"On a été oubliés, on s'est fait enfler" : les salariés de la raffinerie des Flandres, ne décoléraient pas mercredi contre la direction de Total et le gouvernement, qui ont joué, selon eux, la division syndicale pour casser la grève.
"Il y a eu des avancées pour certains, pour les autres raffineries et les dépôts qui ont obtenu des garanties. Mais nous, on a été oubliés, on s'est fait enfler", a estimé Jean-Luc Carette, employé de la raffinerie, en grève depuis plus d'un mois et à l'arrêt depuis septembre.
"Alors on va durcir l'affaire, au risque de coups d'éclats", a-t-il déclaré devant une centaine de raffineurs en tenue de travail, réunis autour des braseros fumants du piquet de grève.
"Nous décidons de continuer le combat et de poursuivre la grève", a déclaré Patrick Leclaire, délégué FO. A main levée, les grévistes ont voté la poursuite du mouvement.
Le ministre de l'Industrie, Christian Estrosi, a averti le groupe pétrolier que la raffinerie de Dunkerque devrait rouvrir s'il n'y avait pas «un vrai projet de substitution». Il a reproché à la direction du groupe pétrolier d'avoir laissé «courir une rumeur»concernant Dunkerque.
Au niveau national, Total s’engage à ne procéder à aucune fermeture de raffinerie, en dehors, de celle, éventuelle, de Dunkerque : «Au-delà du projet d’évolution de l’établissement des Flandres, il n’y aura ni fermeture, ni cession de ses raffineries françaises au cours des cinq prochaines années», a-t-il précisé dans un communiqué.
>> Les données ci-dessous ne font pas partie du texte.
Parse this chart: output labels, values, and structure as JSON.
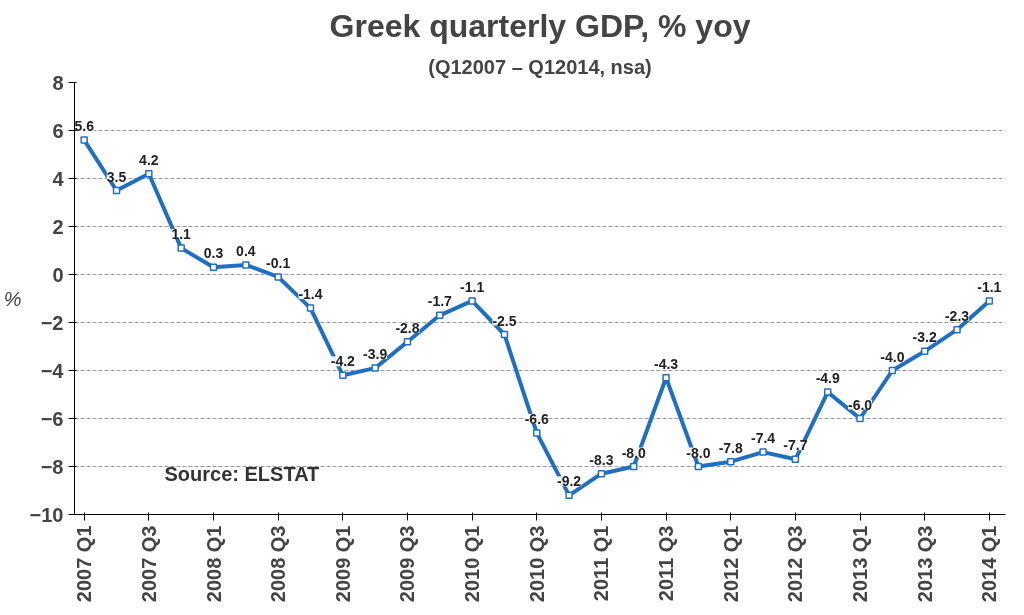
{
  "chart_data": {
    "type": "line",
    "title": "Greek quarterly GDP, % yoy",
    "subtitle": "(Q12007 – Q12014, nsa)",
    "ylabel": "%",
    "categories": [
      "2007 Q1",
      null,
      "2007 Q3",
      null,
      "2008 Q1",
      null,
      "2008 Q3",
      null,
      "2009 Q1",
      null,
      "2009 Q3",
      null,
      "2010 Q1",
      null,
      "2010 Q3",
      null,
      "2011 Q1",
      null,
      "2011 Q3",
      null,
      "2012 Q1",
      null,
      "2012 Q3",
      null,
      "2013 Q1",
      null,
      "2013 Q3",
      null,
      "2014 Q1"
    ],
    "series": [
      {
        "color": "#1f6fc5",
        "values": [
          5.6,
          3.5,
          4.2,
          1.1,
          0.3,
          0.4,
          -0.1,
          -1.4,
          -4.2,
          -3.9,
          -2.8,
          -1.7,
          -1.1,
          -2.5,
          -6.6,
          -9.2,
          -8.3,
          -8.0,
          -4.3,
          -8.0,
          -7.8,
          -7.4,
          -7.7,
          -4.9,
          -6.0,
          -4.0,
          -3.2,
          -2.3,
          -1.1
        ],
        "value_labels": [
          "5.6",
          "3.5",
          "4.2",
          "1.1",
          "0.3",
          "0.4",
          "-0.1",
          "-1.4",
          "-4.2",
          "-3.9",
          "-2.8",
          "-1.7",
          "-1.1",
          "-2.5",
          "-6.6",
          "-9.2",
          "-8.3",
          "-8.0",
          "-4.3",
          "-8.0",
          "-7.8",
          "-7.4",
          "-7.7",
          "-4.9",
          "-6.0",
          "-4.0",
          "-3.2",
          "-2.3",
          "-1.1"
        ]
      }
    ],
    "ylim": [
      -10,
      8
    ],
    "yticks": [
      -10,
      -8,
      -6,
      -4,
      -2,
      0,
      2,
      4,
      6,
      8
    ],
    "grid": "y",
    "marker": "square",
    "line_style": "solid",
    "annotations": [
      "Source: ELSTAT"
    ]
  }
}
Total s’engage à «assurer au sein du groupe la pérennité de l’établissement des Flandres», mais pas nécessairement avec une activité de raffinage, à participer d’ici fin mars à une table ronde sur le bassin dunkerquois et à garantir un emploi chez Total aux salariés.
La question des capacités n’est pas évoquée dans le communiqué du groupe, qui précise vouloir maintenir «un outil de raffinage adapté, moderne et compétitif».